Quote ="moving on..."In every Wigan based interview the talk is about sending Fat Head, Rat boy and Batty out on a high. About how its going to be a tough week training, its going to be intense, its a must win ect.
All the talk in the Wire camp seems to be more relaxed, slightly anxious for Saturday to hurry up.
With prep is best? Focusing everything on the grand final and talking it up or training as you normally do and trying not to talk it up too much? '"
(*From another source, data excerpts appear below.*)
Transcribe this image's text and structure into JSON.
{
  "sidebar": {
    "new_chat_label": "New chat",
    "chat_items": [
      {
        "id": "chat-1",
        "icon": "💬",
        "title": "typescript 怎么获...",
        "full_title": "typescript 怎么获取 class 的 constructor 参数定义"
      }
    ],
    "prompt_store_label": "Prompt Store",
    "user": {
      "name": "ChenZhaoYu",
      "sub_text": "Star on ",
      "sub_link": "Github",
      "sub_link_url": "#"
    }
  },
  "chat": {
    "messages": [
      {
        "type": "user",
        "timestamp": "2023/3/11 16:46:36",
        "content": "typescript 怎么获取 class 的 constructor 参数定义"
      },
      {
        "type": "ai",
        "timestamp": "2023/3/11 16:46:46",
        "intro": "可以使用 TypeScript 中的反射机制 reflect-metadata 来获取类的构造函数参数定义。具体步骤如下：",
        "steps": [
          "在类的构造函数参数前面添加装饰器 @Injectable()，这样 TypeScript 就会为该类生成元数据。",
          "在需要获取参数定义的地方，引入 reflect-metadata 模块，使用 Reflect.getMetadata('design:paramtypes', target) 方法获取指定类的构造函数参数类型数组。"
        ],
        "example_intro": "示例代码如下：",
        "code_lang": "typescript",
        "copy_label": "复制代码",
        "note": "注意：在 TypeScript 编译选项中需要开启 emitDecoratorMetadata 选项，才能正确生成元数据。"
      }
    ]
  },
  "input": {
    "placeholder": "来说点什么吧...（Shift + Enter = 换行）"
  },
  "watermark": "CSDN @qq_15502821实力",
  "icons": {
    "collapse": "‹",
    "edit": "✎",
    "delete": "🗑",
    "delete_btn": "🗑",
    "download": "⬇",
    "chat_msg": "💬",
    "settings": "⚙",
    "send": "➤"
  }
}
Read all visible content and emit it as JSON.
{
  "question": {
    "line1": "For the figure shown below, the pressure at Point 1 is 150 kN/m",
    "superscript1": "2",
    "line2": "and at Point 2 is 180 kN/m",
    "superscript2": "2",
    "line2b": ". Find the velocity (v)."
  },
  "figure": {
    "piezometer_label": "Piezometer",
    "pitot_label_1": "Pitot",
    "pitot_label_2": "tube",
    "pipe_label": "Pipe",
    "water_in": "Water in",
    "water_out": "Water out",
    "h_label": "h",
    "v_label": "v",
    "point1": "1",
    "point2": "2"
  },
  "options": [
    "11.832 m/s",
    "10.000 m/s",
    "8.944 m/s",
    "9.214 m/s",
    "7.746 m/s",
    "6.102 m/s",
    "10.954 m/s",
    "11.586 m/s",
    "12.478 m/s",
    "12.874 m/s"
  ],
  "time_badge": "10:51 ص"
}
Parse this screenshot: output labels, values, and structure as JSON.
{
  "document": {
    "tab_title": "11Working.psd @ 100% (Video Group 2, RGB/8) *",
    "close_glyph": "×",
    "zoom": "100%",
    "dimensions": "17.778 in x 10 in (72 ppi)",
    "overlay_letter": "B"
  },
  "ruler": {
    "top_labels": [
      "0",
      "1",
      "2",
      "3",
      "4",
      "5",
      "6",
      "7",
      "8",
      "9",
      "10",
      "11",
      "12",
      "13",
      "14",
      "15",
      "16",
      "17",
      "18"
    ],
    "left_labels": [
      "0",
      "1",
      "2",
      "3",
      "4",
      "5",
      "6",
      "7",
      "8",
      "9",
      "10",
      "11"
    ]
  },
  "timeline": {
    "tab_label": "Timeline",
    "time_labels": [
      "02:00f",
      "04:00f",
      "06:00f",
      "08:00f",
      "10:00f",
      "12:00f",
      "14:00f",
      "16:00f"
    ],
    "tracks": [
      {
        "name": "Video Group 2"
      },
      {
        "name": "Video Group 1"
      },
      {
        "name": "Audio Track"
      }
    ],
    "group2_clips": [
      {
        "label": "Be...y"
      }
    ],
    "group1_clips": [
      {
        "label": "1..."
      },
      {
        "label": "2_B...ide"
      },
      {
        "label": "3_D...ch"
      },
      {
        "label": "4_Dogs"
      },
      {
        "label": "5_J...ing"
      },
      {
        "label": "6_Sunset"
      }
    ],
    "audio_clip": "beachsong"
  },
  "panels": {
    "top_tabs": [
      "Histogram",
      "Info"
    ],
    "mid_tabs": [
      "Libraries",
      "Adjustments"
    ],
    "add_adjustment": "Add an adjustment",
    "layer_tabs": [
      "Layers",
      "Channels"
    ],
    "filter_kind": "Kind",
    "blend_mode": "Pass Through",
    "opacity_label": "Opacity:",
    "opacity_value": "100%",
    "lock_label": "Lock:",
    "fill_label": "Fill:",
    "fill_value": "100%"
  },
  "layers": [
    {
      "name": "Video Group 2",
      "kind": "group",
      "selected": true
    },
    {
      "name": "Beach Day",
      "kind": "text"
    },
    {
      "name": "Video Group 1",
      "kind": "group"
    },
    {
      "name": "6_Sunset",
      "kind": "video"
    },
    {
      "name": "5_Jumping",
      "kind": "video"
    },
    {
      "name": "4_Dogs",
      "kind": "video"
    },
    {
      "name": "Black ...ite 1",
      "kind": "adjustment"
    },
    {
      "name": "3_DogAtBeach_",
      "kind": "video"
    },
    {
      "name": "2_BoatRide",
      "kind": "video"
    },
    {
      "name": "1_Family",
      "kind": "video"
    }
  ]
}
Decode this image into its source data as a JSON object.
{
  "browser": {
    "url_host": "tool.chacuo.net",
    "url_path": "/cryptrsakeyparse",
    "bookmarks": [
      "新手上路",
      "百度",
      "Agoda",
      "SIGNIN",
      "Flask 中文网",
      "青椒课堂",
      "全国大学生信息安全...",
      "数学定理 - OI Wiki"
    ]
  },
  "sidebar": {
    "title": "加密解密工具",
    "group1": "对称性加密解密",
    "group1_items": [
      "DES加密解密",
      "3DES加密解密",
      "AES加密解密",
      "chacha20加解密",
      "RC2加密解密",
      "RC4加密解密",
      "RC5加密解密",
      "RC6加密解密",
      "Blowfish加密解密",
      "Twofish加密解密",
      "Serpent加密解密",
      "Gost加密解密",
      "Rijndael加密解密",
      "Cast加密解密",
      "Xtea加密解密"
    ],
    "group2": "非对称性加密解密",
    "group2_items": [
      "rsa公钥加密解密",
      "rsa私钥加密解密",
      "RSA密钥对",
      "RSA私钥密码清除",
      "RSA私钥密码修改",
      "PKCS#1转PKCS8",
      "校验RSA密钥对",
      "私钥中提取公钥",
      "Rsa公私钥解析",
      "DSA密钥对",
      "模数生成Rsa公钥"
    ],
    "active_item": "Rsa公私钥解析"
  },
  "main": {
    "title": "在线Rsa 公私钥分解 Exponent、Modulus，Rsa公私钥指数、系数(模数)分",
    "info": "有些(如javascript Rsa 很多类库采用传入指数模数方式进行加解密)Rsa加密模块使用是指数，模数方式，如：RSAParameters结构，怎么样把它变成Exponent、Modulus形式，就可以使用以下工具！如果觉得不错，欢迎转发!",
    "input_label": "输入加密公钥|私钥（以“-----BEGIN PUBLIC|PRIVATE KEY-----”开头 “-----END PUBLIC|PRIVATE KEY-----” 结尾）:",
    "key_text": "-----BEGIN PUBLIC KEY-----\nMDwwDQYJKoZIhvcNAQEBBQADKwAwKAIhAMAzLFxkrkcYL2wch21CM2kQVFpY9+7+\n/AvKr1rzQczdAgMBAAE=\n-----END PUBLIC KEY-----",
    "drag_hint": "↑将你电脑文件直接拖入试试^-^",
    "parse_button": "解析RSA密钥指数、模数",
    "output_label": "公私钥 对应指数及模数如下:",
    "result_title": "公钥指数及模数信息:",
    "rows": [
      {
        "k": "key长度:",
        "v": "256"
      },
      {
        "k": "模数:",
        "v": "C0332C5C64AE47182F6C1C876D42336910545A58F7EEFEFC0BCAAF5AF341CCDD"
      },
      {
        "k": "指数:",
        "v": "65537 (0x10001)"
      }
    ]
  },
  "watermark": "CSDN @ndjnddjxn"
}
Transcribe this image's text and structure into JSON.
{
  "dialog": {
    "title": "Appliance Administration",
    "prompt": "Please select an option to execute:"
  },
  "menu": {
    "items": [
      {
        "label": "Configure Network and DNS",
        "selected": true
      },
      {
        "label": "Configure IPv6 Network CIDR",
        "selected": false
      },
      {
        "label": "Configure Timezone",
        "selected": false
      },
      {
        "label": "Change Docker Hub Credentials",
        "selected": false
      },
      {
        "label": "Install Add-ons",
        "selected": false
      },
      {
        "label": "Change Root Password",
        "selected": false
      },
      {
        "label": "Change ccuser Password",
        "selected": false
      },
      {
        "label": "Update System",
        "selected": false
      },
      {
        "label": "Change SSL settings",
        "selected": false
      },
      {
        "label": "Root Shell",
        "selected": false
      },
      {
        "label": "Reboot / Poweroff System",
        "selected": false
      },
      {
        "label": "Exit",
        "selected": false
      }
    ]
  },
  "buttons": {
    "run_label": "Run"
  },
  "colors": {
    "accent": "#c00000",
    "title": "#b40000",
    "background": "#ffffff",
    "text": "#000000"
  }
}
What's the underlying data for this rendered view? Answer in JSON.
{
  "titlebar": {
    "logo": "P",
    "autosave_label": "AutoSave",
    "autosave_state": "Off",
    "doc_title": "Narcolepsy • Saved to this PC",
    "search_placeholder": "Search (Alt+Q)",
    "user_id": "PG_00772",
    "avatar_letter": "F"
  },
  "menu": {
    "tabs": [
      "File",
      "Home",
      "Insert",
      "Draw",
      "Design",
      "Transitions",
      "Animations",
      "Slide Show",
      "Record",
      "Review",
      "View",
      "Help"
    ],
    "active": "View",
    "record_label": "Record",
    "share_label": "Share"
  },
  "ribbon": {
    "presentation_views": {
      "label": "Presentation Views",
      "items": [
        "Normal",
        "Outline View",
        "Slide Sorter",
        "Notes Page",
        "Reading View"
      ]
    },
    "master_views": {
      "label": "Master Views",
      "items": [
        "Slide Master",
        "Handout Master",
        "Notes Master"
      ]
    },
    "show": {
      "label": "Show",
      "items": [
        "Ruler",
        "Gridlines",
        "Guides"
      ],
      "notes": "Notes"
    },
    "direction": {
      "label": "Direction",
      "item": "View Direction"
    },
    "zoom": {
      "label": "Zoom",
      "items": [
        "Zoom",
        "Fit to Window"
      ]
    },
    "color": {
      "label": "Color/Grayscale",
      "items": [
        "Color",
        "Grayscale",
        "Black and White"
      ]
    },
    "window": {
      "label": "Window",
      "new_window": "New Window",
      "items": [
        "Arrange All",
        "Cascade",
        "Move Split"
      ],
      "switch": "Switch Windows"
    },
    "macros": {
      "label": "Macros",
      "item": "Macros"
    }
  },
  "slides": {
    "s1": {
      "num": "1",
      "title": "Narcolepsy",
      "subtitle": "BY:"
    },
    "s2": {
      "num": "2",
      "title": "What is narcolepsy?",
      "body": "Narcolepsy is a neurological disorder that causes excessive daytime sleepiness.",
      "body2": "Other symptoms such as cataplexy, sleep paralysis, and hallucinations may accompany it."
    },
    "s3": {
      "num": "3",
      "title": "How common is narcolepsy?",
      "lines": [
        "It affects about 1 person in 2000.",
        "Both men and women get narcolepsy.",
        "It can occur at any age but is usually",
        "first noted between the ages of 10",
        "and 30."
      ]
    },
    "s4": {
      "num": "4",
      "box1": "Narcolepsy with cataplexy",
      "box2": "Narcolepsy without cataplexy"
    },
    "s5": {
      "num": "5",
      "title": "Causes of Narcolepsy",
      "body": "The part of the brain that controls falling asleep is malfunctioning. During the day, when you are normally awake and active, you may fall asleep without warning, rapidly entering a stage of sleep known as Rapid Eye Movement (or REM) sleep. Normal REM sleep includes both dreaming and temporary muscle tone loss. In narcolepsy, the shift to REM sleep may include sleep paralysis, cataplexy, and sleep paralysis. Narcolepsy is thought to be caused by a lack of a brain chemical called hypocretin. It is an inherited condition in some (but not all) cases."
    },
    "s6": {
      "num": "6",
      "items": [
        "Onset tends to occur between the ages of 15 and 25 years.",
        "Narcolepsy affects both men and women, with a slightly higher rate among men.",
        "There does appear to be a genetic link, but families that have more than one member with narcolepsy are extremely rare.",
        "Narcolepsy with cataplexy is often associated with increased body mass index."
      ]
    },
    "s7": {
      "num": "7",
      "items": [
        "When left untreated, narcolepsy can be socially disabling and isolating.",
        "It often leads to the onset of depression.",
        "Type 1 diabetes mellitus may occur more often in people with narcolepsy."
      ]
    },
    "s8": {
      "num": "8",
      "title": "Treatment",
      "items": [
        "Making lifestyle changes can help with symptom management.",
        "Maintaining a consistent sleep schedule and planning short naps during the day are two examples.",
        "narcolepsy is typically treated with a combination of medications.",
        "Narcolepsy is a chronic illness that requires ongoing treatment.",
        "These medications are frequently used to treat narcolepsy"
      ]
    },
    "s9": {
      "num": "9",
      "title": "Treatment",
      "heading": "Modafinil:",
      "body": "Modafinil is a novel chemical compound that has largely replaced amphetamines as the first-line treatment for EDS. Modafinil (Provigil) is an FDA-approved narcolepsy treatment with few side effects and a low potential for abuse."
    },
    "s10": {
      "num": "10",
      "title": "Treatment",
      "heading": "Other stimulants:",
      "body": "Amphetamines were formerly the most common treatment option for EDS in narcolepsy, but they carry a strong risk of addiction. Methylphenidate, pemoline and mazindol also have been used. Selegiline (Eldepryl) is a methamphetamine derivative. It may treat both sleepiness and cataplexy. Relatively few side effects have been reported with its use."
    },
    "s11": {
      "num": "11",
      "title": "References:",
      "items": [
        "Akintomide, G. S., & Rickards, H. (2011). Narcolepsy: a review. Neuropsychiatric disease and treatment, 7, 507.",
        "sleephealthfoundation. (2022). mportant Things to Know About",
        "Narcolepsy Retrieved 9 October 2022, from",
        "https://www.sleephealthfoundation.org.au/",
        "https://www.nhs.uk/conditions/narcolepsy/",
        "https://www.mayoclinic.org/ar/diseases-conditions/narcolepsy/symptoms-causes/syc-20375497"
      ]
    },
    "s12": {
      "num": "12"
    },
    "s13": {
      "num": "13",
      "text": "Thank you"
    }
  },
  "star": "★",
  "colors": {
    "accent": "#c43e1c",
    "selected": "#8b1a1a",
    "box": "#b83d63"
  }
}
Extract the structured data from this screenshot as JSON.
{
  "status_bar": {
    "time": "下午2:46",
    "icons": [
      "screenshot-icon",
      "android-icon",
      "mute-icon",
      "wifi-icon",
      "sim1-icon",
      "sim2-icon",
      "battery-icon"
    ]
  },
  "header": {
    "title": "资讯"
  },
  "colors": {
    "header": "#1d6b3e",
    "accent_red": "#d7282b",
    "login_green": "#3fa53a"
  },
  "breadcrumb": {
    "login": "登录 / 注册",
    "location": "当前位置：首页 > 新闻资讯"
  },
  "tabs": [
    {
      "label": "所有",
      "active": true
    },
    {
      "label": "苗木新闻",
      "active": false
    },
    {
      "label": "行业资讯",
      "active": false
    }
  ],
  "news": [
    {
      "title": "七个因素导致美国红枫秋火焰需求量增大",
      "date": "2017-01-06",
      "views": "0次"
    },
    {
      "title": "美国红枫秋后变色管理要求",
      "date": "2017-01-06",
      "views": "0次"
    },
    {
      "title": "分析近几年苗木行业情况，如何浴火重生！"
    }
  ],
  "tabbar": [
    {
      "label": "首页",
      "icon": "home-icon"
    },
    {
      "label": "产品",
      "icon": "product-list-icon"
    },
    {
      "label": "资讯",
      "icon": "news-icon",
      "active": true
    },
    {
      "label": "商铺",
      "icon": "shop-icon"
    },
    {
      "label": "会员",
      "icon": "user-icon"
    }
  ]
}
I remember reading a story about the Aussie ARL grand final in 1997, where Newcastle Knights won their first grand final against Manly, I think it was from Mal Reilly. The senior players like Paul Harragon, Tony Butterfield etc had been giving speeches beforehands, about how special it was to be part of this group of players, we're all brothers, how special it was for the town, a poor mining town that breathes RL, never won a Grand Final before. It was pumping them up to the max but there was a danger they were going overboard with the emotion and losing their control. Then Andrew Johns spoke, he was only about 23 at the time but was already the main leader on the field, he was basically like "ok boys, this is what we need to do on the field to win, this is what I'm going to be doing, I'm going to be attacking them here and here, if you follow me we'll win it". He brought it straight back to the functional and because he spoke with so much authority and confidence and they knew he would back up what he said on the field it brought a calm focus to the team.
In big games the risk of freezing in the spotlight is a bigger danger than turning up half-interested and the teams that bottle it in the big time are probably the teams that are overcome by the emotion, which is where pumping it all up too much is a bad idea.